The Australian Dietary Guidelines recommends that we choose low-fat dairy products, which means we’re looking for less than 2g/100g saturated fat due to its link with heart health issues, inflammation and increased insulin resistance/decreased insulin production over time. This is particularly important for us with diabetes, and although adding fat to a carbohydrate will lower the glycemic index of the meal, it is just not worth taking the risk with saturated fats. It’s best to try to minimise them in our food choices.. The other aspects of the yoghurt (low GI quality carb and protein) will still help to lower the glycaemic index of the meal without the extra fat.
As to added sugar, we are always looking for as little as possible as an added ingredient. Lactose is a naturally occurring sugar with a low-GI that’s found in dairy foods, so just looking at the amount of sugar in the nutrition information panel may not help us to know whether it has added sugar. Check the ingredients listing first, looking for ‘added’ sources of sugar, like ‘sugar’, honey, palm sugar, maple syrup and other syrups. On the nutrition information panel, look for less than 10g/100g sugars to help watch the added sugars.

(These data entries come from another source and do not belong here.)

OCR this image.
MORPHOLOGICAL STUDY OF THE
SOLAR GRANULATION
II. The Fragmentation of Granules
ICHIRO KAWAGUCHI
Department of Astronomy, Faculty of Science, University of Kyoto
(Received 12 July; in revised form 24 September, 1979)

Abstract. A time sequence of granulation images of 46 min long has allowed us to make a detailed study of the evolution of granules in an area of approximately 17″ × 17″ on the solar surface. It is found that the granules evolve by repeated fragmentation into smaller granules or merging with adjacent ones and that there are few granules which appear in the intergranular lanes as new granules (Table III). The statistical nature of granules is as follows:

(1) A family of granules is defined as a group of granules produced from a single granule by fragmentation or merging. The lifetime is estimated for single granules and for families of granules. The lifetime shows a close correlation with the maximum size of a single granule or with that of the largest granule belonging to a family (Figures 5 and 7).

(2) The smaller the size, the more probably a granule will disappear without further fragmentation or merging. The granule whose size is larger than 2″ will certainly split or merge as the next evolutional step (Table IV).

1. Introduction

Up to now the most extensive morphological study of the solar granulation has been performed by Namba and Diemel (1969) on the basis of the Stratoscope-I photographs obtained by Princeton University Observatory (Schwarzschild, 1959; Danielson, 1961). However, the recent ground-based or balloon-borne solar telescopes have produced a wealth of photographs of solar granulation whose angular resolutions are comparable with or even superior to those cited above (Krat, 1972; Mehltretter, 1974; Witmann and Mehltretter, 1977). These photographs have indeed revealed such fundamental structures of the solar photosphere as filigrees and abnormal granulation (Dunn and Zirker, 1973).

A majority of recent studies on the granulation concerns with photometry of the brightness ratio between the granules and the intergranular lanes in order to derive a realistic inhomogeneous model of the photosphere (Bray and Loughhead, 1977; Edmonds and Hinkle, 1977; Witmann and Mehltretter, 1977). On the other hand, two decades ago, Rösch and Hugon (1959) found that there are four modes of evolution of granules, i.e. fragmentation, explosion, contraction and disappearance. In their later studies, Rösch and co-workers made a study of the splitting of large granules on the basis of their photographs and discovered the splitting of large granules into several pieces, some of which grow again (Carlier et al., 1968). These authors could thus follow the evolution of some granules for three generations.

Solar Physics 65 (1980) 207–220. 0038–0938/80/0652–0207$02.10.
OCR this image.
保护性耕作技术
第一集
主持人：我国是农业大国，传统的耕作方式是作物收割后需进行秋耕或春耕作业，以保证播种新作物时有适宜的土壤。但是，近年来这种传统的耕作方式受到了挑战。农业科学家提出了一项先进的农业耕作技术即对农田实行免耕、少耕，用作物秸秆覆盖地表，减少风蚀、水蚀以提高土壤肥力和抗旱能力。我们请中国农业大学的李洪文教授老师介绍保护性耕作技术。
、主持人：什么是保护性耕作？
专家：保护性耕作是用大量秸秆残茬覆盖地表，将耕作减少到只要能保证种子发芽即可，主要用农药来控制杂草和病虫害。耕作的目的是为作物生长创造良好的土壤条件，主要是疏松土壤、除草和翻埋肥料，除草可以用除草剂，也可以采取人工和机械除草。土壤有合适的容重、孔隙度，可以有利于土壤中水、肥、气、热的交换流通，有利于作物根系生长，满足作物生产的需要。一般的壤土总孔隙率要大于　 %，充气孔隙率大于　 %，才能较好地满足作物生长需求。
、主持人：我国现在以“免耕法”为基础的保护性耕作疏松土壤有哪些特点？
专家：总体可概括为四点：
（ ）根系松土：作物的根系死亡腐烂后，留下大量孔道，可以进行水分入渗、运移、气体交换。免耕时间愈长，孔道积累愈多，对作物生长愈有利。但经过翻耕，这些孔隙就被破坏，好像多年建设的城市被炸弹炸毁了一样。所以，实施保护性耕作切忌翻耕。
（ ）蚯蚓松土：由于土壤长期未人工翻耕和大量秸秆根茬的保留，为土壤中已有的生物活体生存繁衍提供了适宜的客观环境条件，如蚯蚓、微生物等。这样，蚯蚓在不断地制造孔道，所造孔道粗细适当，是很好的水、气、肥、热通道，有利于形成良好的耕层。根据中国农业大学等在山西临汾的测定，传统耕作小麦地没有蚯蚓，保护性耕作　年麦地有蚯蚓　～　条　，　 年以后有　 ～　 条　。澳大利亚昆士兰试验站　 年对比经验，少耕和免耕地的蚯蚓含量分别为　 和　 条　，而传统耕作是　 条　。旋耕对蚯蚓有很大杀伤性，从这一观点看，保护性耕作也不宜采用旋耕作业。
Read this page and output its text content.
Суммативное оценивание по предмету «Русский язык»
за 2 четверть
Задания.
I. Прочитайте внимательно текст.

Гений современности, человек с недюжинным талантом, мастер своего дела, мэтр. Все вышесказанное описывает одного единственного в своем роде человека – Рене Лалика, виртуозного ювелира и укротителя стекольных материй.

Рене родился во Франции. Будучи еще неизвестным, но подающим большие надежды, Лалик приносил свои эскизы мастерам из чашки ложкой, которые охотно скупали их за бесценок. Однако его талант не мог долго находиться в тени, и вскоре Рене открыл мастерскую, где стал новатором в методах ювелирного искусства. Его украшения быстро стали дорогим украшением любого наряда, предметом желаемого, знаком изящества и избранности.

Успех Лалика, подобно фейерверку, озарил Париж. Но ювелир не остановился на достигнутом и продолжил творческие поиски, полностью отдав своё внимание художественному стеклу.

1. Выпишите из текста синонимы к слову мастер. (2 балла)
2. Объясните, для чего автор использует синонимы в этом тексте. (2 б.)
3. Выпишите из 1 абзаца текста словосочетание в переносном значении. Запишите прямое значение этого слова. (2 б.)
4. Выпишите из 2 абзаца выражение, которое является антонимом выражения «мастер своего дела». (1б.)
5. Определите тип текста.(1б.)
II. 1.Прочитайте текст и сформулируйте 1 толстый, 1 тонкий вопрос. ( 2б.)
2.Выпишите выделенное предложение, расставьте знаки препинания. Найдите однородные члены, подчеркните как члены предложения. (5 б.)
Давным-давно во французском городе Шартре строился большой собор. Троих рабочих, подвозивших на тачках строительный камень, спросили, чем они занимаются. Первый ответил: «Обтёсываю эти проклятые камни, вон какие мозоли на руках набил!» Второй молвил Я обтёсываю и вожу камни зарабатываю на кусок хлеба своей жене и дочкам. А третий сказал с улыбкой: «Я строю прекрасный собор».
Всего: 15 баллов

If you like the sweeter flavoured yogurts, try adding your own sweetness in the form of fruit, or even a small amount of added sugar, so at least you are in control of the extra sugars. Of course artificially sweetened yogurts are also readily available if you don’t mind the flavour.
Dietitian Connection recently published a comparison table of yoghurts by student dietitian Stacey Beech (thank you Stacey!) which includes information about all the macronutrients (fat, carbohydrate & protein) as well as fibre, calcium, sodium and probiotics. From this list I’ve picked a few ‘better’ examples of brands from that table to try, with a focus on the good bacteria, the low saturated fat, and low added added sugars. My top three favourites are:
- The Nestle Ski Soleil (artificially sweetened) range
- Vaalia Natural Probiotic Yoghurt (unflavoured)
- Pauls All Naturally Tub Set Yoghurt 99.8% Fat Free (also unflavoured)
- Jalna Low Fat plain yoghurt
There are other yoghurts on the market that may not have made Stacey’s list, so remember that you want the pack to tell you about the good bacteria (probiotics) it contains, look for less than 2g/100g saturated fat and less than 10g/100g sugar (preferably no added ‘sugar’). This Aldi one is a good example. It’s 2.7g/100g saturated fat, just over our target, but ticks all the other boxes so I’d say that it was worth a try too!
If you’re finding that plain yoghurt is a little bitter for your tastebuds, why not give the lactose free versions a try. These seem sweeter because the added lactase enzyme has split the lactose sugar into its parts, which changes the way it tastes, but with the same health benefits.
Some of the strained Greek yoghurts are also less tart because the whey has been strained off.
Of course you can always make your own, but watch the sugar and fat components in doing that 🙂
Multiple uses for yoghurt
For those of you who struggle to meet the recommended dairy serves in your day, yoghurt is an excellent option that can be included multiple times across the day. More than one serve a day is easy to achieve. It works:
- At breakfast on top of cereal with fruit
- As a snack or dessert choice
- As a dressing on your salad (mixed with fresh herbs, lemon juice or vinegar and a teaspoon of grainy mustard)
- In place of sour cream on your baked potato (helping to lower the overall GI of the potato)
- In place of fats in baking recipes (read this blog by Joan Bailey to learn more)
- As dip or accompaniment to Indian curries (example recipe)
How else do you include yoghurt in your day?
Sally is owner of her private practice (Marchini Nutrition), has had type 1 diabetes for close to 40 years and coeliac disease for many years too.